A bullet scar on his left leg, though, was always a reminder of his roots, he said.

Nguyen was 2 when his father was killed fighting the communist takeover of South Vietnam. His mother made several attempts to send her two children out of the country, and during one of those attempts, Nguyen was shot in the leg. He was 8.

A few months later, his mother sold everything the family had, including her wedding band, and took Nguyen and his older sister on a boat trip out of My-Tho, their hometown in southern Vietnam.

“We stayed together, trying to survive,” he said, recalling their rescue at sea and three years at the Galang refu­gee camp in Indonesia.

“When we came to America, we ended up in one of the poorest neighborhoods. I was in central L.A. watching the gangs go by everyday. . . . We fought poverty,” he said. “I was very disappointed because that’s not the America that I had in my mind.”

His mother, Tu Nguyen, a teacher and dentist in Vietnam, found work in the booming nail industry in California. She opened a nail shop, where her children helped.

“I was thinking about keeping them busy at the shop so I didn’t have to worry about them,” she said.

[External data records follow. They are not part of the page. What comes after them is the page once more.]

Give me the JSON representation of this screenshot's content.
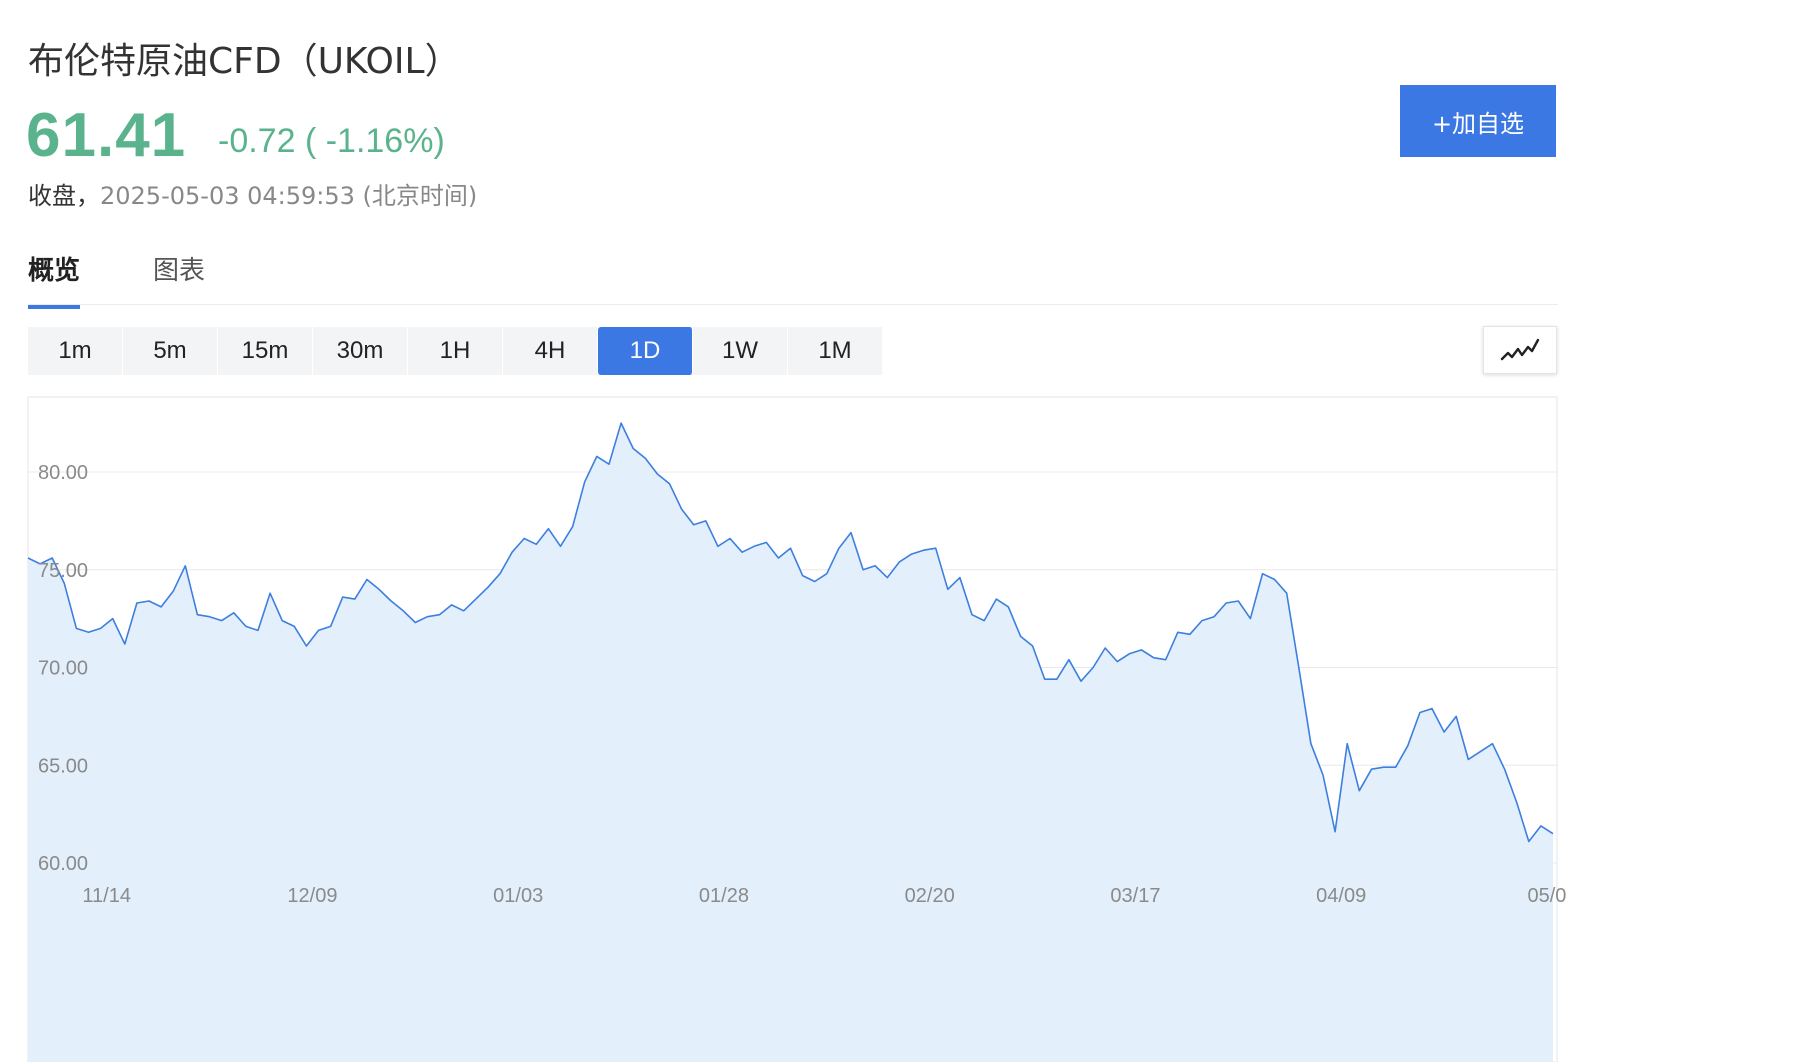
{
  "header": {
    "title": "布伦特原油CFD（UKOIL）",
    "price": "61.41",
    "change": "-0.72 ( -1.16%)",
    "status_label": "收盘，",
    "timestamp": "2025-05-03 04:59:53 (北京时间)",
    "add_watchlist_label": "+加自选"
  },
  "colors": {
    "accent": "#3b78e3",
    "price_down": "#5ab38d",
    "line": "#3d7fe0",
    "fill": "#e3effb"
  },
  "tabs": [
    {
      "label": "概览",
      "active": true
    },
    {
      "label": "图表",
      "active": false
    }
  ],
  "intervals": [
    {
      "label": "1m"
    },
    {
      "label": "5m"
    },
    {
      "label": "15m"
    },
    {
      "label": "30m"
    },
    {
      "label": "1H"
    },
    {
      "label": "4H"
    },
    {
      "label": "1D",
      "active": true
    },
    {
      "label": "1W"
    },
    {
      "label": "1M"
    }
  ],
  "chart_type_icon": "line-chart-icon",
  "chart_data": {
    "type": "area",
    "title": "",
    "xlabel": "",
    "ylabel": "",
    "ylim": [
      58.5,
      83.8
    ],
    "grid": true,
    "y_ticks": [
      "80.00",
      "75.00",
      "70.00",
      "65.00",
      "60.00"
    ],
    "y_tick_values": [
      80,
      75,
      70,
      65,
      60
    ],
    "x_ticks": [
      "11/14",
      "12/09",
      "01/03",
      "01/28",
      "02/20",
      "03/17",
      "04/09",
      "05/0"
    ],
    "x_tick_positions": [
      6.5,
      23.5,
      40.5,
      57.5,
      74.5,
      91.5,
      108.5,
      125.5
    ],
    "series": [
      {
        "values": [
          75.6,
          75.3,
          75.6,
          74.3,
          72.0,
          71.8,
          72.0,
          72.5,
          71.2,
          73.3,
          73.4,
          73.1,
          73.9,
          75.2,
          72.7,
          72.6,
          72.4,
          72.8,
          72.1,
          71.9,
          73.8,
          72.4,
          72.1,
          71.1,
          71.9,
          72.1,
          73.6,
          73.5,
          74.5,
          74.0,
          73.4,
          72.9,
          72.3,
          72.6,
          72.7,
          73.2,
          72.9,
          73.5,
          74.1,
          74.8,
          75.9,
          76.6,
          76.3,
          77.1,
          76.2,
          77.2,
          79.5,
          80.8,
          80.4,
          82.5,
          81.2,
          80.7,
          79.9,
          79.4,
          78.1,
          77.3,
          77.5,
          76.2,
          76.6,
          75.9,
          76.2,
          76.4,
          75.6,
          76.1,
          74.7,
          74.4,
          74.8,
          76.1,
          76.9,
          75.0,
          75.2,
          74.6,
          75.4,
          75.8,
          76.0,
          76.1,
          74.0,
          74.6,
          72.7,
          72.4,
          73.5,
          73.1,
          71.6,
          71.1,
          69.4,
          69.4,
          70.4,
          69.3,
          70.0,
          71.0,
          70.3,
          70.7,
          70.9,
          70.5,
          70.4,
          71.8,
          71.7,
          72.4,
          72.6,
          73.3,
          73.4,
          72.5,
          74.8,
          74.5,
          73.8,
          70.0,
          66.1,
          64.5,
          61.6,
          66.1,
          63.7,
          64.8,
          64.9,
          64.9,
          66.0,
          67.7,
          67.9,
          66.7,
          67.5,
          65.3,
          65.7,
          66.1,
          64.8,
          63.1,
          61.1,
          61.9,
          61.5
        ]
      }
    ]
  }
}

When the nail industry got competitive in Los Angeles, the family sought new opportunities in Virginia. The young Nguyen helped establish Nails for You, a nail salon and academy that was originally in Alexandria and now is in Falls Church.

At its peak, from 1993 to 2000, the academy had two locations and as many as 200 students, Nguyen said. He became an advocate for government regulation of the industry and was among the first licensed nail technicians in Virginia.

It was at the academy that he met his wife, Tina, Nguyen said, recalling his experience as a nail technician as a blessing and an opportunity to help other immigrants.

“We tried to make it, live the American dream, build it up slowly,” said Nguyen, who lives in Annandale with his wife and three children. “I am proud to be an American and in my heart I will never forget who I am. I am Vietnamese. That’s where I came from.”